The Catholic Church, too, has no choice but to lead in the drive to mitigate and eliminate hunger by lending its powerful voice and influence. Continued silence or absence of manifest religious indignation against hunger will be a fatal mistake for a Catholic Church that has not only stopped growing but is steadily losing its flock to rival groups. Feeding the hungry is not just a favorite religious work of mercy but a primary condition for salvation. The nuance of a silent or inactive Church in the face of hunger will show a hypocrisy that will have deadly consequences.

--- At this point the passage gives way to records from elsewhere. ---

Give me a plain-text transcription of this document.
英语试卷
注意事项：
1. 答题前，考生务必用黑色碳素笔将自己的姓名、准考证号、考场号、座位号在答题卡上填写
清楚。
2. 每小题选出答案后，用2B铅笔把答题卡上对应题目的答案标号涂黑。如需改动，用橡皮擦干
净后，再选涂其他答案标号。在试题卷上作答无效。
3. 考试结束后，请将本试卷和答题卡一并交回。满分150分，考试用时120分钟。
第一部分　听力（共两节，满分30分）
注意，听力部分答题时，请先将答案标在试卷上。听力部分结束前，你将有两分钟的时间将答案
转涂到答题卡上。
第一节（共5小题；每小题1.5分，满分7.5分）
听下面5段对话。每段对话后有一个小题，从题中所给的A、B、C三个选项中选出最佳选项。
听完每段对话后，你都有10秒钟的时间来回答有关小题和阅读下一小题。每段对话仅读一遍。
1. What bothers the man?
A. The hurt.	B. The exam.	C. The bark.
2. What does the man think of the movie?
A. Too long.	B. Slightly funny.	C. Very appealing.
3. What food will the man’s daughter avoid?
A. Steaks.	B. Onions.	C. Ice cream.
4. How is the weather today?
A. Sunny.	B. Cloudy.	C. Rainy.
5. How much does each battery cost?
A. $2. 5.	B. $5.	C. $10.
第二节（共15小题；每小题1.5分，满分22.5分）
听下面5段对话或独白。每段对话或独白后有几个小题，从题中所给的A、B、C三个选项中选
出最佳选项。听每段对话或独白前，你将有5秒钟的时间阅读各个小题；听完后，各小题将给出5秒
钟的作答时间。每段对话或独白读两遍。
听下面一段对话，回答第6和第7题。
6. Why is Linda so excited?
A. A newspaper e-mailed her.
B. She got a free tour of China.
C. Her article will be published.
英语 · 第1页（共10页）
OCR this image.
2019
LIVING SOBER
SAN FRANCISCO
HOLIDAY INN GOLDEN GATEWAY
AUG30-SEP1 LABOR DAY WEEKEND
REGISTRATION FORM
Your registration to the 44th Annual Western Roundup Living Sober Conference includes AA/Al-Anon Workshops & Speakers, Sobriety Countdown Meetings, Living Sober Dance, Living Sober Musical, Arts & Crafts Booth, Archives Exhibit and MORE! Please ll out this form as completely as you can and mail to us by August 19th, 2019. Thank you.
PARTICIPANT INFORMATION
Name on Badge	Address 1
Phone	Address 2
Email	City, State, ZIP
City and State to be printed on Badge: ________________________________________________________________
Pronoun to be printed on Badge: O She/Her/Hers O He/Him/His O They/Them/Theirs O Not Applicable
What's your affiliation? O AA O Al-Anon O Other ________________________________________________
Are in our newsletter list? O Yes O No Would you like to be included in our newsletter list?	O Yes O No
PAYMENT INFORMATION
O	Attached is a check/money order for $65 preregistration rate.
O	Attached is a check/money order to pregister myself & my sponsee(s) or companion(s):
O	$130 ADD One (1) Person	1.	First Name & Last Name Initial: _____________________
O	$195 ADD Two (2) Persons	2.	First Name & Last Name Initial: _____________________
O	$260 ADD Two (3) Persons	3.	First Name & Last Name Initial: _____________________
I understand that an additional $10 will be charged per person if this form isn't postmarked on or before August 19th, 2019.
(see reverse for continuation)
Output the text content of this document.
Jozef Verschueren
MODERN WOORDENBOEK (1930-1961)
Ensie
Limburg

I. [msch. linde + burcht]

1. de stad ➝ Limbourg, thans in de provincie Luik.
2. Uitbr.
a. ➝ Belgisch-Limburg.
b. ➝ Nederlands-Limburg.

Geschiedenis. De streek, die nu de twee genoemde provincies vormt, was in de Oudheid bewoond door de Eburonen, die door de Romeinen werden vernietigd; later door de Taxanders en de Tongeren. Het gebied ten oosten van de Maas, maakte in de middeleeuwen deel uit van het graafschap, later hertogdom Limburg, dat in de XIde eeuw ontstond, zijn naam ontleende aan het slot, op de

It has to come to be that change is coming in a manner and form that will defy conventional parameters dictated by Philippine history. Just as Obama could not have defined in detail the change he promised, because the change he represents has no precedent in America’s history, so will the change that Filipinos will witness and participate in.

Strangely, the change will not be about Gloria although it will most definitely affect her; the change will be bigger than any personality, any issue. When the dominant convention will be threatened by a fresh gust of air full of nobility and higher aspirations, it will dig in for dear life. Its historical and current strength is not a pushover, and change itself, if it were not the nature of evolution, will have no chance in the Philippines.

The sustained unpopularity of Gloria, the sustained unacceptability of the Opposition, these are indicators that the Filipino is caught in between a rock and hard place. If the rock and the hard place were not locked in aggressive combat, then the Filipino has much more time to stay in between them. But they push hard against each other and will force the trapped Filipino to react in a way that is just as difficult to predict.

Filipino politicians will have little idea of what’s coming and the older ones nothing at all. Despite their intimacy with technology, McCain’s advisers and handlers did not even anticipate, and could not copy, what Obama did. And those who seek the kind of change they already know, like a change of leadership or exchange of positions, they, too, will be harshly surprised.

A friend told me how baffled he was at the convergence of change, at how many things get disrupted at the same time even though they seem unrelated. I told him that great change cannot happen without an unusual amount of serendipity. Great change must have not only a deep impact but a wide one at that. Remember People Power, the Berlin Wall, Solidarity of Poland and the collapse of communism in Russia—these happened in the same moment of historical time.

Are we in that zone again? Is Obama a signal, just as the collapse of an economic system? What else is about to erupt? Pray, then, and wish for the best because life may just have a special surprise for all of us.